Communal lands in the Succulent Karoo Biome face combined pressures from climate change and overgrazing. Therefore, local farmers and pastoralists have been trained in rangeland restoration techniques and climate resilient livestock farming.
Conservation South Africa (CSA) has worked with the Namakwa District Municipality to conserve, manage, and rehabilitate dryland rangelands in the Succulent Karoo Biome. This project worked to rehabilitate 25,000 hectares of communal rangeland and the nearby wetland that provides drinking water for livestock. The restoration activities included re-seeding, mulching with plant material and animal manure, micro-catchment management, and brush packing. Furthermore, they were trained in and encouraged to implement low-cost low-tech structures to combat soil erosion. Importantly, the farmers participated in the design of new grazing management systems to reduce over-grazing and land degradation as well as climate resilient livestock farming. Climate resilient livestock farming includes efforts to ensure the greater comfort and resilience of livestock including reducing heat, thermal, nutritional, and water stress.
Overview of context and outcomes:
This region is expected to become hotter, drier, and more prone to storms, floods, and droughts as a result of climate change. Households living in the area subject to the organisation’s intervention rely on livestock farming as one of their main livelihood options. Rangeland and wetland restoration are important efforts to support such climate resilient livestock farming.
The implemented wetland restoration efforts are reported to have improved access to water, reduced the risks associated with disasters, and provided flood regulation. According to project documents, restored wetlands are predicted to be more resilient under increasingly arid conditions in the future than degraded ones.
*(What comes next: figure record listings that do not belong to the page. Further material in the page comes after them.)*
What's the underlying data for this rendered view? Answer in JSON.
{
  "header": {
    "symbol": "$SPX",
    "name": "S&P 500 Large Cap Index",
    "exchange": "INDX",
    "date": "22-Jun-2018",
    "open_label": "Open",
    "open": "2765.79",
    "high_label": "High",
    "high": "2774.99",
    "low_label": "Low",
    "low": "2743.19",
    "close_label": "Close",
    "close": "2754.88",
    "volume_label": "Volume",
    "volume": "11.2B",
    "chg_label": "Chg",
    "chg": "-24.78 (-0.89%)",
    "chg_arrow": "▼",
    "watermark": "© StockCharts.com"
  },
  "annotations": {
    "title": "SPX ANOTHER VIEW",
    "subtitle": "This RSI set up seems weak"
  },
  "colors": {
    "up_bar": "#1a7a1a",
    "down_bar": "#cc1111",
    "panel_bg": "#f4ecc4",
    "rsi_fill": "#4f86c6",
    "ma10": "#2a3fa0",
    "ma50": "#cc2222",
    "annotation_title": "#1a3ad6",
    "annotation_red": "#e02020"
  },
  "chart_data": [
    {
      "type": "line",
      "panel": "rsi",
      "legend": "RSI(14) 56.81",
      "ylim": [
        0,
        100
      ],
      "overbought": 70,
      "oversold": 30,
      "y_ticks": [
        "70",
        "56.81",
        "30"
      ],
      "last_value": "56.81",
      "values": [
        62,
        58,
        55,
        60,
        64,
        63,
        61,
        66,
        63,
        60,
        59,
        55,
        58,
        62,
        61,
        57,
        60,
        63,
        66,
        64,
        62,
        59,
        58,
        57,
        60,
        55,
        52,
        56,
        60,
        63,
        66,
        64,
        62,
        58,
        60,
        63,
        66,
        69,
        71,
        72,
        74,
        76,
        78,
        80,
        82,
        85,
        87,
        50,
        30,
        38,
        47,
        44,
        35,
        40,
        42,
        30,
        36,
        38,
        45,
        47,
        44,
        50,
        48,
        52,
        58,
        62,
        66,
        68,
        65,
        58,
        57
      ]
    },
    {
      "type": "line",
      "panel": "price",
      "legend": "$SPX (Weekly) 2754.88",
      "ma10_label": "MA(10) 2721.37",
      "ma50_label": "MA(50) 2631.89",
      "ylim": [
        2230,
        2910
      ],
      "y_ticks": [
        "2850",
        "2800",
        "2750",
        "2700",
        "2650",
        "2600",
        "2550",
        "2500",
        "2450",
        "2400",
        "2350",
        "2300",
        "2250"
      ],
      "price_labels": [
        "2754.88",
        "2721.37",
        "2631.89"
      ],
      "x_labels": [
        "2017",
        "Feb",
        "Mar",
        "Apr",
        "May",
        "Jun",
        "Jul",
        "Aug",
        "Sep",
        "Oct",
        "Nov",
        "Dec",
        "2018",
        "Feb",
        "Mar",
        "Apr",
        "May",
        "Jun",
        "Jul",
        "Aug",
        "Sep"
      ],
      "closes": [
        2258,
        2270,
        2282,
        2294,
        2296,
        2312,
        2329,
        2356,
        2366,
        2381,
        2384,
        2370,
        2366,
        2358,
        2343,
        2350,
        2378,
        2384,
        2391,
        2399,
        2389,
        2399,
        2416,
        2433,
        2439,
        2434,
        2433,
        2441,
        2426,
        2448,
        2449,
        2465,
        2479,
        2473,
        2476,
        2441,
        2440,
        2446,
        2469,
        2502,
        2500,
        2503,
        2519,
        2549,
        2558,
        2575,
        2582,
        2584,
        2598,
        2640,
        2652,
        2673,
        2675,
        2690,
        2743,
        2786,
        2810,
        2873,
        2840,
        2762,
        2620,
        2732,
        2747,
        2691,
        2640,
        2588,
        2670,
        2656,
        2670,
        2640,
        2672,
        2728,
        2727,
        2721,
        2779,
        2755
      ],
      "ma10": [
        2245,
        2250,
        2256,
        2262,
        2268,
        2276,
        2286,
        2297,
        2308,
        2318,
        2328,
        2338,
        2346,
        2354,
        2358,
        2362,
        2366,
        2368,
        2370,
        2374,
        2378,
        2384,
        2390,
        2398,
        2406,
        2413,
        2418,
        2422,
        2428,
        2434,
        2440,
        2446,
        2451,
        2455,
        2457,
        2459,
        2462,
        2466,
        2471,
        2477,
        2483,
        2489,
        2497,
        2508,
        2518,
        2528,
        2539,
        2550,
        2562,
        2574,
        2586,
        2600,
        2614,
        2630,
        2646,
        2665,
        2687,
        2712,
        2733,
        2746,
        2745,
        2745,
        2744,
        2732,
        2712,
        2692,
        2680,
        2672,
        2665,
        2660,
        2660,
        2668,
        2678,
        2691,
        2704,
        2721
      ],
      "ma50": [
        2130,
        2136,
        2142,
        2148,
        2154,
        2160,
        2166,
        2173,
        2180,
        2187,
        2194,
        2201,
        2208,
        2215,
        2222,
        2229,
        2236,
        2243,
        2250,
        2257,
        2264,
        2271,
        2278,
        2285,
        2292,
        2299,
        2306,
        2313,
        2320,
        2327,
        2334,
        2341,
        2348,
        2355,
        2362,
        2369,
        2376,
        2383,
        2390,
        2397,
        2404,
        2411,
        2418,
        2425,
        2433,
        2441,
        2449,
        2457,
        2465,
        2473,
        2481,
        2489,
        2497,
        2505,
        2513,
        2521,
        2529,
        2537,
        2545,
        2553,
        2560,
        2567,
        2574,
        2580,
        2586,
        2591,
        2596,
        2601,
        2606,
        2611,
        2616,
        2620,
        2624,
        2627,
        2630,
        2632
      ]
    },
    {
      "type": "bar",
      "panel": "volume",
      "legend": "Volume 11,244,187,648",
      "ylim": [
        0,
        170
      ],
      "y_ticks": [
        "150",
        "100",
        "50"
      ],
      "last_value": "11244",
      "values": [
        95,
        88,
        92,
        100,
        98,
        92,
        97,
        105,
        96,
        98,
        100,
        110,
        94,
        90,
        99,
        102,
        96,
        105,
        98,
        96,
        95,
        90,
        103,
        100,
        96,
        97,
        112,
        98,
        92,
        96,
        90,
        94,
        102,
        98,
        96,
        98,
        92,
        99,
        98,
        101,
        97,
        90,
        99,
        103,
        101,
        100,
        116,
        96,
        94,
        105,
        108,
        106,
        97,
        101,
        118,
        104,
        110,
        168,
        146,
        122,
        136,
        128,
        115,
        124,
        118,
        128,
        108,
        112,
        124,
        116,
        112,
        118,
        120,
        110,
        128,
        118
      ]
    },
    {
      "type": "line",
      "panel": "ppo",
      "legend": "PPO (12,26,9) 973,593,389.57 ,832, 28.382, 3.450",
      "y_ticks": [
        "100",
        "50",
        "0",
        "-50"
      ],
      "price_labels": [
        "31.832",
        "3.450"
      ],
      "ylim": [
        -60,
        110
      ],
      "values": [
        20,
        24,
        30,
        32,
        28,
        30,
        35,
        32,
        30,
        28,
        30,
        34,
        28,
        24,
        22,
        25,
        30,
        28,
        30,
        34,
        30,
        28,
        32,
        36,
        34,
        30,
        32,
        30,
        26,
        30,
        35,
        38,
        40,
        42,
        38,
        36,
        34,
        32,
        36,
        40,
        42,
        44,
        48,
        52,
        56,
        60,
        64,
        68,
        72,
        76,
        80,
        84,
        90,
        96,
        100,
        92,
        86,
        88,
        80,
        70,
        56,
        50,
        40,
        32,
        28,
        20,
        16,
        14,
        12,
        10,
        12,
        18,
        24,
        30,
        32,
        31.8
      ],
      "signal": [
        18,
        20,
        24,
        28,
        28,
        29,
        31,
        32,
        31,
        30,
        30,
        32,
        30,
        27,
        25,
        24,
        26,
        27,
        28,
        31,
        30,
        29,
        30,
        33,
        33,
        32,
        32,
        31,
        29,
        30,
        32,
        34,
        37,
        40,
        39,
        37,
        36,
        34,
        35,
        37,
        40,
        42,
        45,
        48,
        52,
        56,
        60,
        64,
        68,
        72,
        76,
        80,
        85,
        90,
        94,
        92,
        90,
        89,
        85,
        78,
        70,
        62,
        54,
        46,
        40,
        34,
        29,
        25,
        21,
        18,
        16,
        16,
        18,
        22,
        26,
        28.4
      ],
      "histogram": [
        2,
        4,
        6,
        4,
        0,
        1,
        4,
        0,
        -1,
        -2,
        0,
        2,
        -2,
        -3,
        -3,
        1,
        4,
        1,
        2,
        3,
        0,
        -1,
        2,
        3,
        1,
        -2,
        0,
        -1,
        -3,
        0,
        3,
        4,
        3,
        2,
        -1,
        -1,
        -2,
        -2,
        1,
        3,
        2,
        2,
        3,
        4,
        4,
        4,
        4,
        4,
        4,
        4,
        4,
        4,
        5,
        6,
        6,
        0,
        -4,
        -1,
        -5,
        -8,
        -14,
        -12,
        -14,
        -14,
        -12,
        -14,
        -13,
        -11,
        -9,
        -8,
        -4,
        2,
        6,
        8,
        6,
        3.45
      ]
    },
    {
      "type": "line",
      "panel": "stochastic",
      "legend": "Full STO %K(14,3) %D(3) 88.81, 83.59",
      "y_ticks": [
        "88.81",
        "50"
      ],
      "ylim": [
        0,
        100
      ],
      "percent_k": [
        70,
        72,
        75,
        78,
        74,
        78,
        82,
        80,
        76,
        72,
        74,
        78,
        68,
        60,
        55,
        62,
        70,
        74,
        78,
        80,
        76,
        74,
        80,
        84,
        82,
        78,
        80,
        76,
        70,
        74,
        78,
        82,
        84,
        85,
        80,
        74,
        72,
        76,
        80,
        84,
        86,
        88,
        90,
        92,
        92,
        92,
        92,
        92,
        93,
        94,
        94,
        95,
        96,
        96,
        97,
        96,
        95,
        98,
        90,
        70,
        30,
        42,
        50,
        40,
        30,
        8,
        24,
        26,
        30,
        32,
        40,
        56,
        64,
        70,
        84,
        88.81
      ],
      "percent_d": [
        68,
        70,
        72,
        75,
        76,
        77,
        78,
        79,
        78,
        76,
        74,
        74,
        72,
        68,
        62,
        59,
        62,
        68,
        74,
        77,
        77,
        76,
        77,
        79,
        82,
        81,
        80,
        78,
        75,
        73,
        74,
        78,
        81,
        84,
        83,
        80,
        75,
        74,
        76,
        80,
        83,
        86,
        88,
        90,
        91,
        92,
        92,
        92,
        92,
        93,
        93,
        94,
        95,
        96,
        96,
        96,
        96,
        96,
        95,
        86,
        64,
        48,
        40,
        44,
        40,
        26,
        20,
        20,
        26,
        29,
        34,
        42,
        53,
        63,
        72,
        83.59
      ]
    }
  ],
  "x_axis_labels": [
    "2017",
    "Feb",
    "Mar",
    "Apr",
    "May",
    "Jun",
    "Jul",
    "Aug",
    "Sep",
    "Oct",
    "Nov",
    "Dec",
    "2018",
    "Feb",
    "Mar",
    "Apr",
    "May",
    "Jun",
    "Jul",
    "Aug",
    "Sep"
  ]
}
Efforts implemented have led to the reported removal of alien vegetation and stabilised soils as a result of re-vegetation of cleared areas with native species.
Local jobs were created to carry out project activities. Reported social co-benefits from the implemented initiatives included increases in livelihood provision and diversification and improved food security. Communities have reported a reduction in conflicts over resources. The reported increases in grazing biomass as a result of the project’s efforts were observed to have improved livestock productivity.
The NGO Conservation South Africa worked with local farmers to establish new grazing management regimes and restoration efforts to govern the sustainable use of the arid habitat.
This project is financed by the German Federal
Ministry for the Environment, Nature Conservation, Building
and Nuclear Safety.
Over 100 local farmers were trained to use an ecological monitoring system to observe changes in plant cover, plant diversity, the presence of non-desirable species, grazing intensity, erosion and livestock quality.
Some restoration efforts require 5 year grazing exclusions, which may cause short term reductions in productivity for local ranchers.